No seriously, bonds put the brakes on our stocks and provides a safety measure when stocks are rising. That’s because inevitably when stocks go too high and correct, it’s the bond portion of your portfolio that will save the day.
Try not to pick individual bond purchases. That’s because it takes a lot of careful thinking to pick the right mixture of bonds. Stick to a bond fund that has both short and long term bonds. Since interest rates are expected to rise, long term bonds will fall much faster in price than short term bonds. Short term bonds should experience some volatility as interest rates rise but not as much as long term bonds.
Crazy Roller Coaster
This year might be the year that investors will finally have to stomach big drops with gains. Just like the last couple of days where the market has dropped over 600 points, don’t be surprised to see this trend continue. Even 1000 point drops aren’t going to be rare. Why’s that?
The economy is booming in the United States which will be great for corporate profits and job gains. However, on top of the good news will come news of interest rate hikes. These hikes will take the wind out of the sails for the stock market and cause steep drops. In fact, good news will become bad news and bad news will become good news. Don’t be surprised to see good employment numbers signaling bad days on job markets. How strange is that?

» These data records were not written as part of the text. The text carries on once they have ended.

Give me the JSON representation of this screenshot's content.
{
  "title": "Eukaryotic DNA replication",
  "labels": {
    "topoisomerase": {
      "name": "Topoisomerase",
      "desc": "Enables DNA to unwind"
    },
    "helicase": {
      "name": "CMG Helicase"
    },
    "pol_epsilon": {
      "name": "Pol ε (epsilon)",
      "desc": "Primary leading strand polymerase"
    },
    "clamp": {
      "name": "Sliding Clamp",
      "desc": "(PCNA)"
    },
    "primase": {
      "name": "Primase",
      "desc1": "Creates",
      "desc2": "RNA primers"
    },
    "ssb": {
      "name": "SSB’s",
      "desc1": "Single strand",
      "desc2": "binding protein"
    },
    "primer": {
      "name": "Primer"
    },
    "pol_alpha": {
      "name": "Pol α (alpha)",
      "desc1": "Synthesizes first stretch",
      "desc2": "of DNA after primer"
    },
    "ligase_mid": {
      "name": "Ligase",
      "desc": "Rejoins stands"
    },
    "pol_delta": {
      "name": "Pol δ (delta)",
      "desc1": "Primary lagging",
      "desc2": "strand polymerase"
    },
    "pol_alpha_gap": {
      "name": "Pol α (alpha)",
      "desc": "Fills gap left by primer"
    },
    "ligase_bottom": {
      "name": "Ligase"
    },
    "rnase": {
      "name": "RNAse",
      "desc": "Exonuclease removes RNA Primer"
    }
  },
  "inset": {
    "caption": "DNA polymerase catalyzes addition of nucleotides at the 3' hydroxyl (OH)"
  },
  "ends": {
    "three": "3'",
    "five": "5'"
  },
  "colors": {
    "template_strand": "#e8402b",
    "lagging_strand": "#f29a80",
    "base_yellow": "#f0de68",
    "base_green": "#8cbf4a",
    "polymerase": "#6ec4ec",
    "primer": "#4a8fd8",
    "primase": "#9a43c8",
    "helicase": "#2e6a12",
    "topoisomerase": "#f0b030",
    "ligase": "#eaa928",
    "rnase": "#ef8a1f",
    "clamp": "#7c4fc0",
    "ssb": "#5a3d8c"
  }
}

For the first time in the last few years, investors will actually see big losses over a week like 10%. This will really weed out the investors from the gamblers. Those in for the short term will see their portfolios run red and they will cry for the exits. What should you do? Stay balanced, stay invested and don’t worry too much about the fluctuations. Let your investment portfolio do it’s thing over the long run. Don’t worry about the losses. Think of it as buying opportunities. Like a sale at a shoe store.
Just remember that as the herds run for the exits, that’s when you want in. When everyone is jumping on something, that’s when you want out. Keep thinking like that and you’ll always end up on the better side.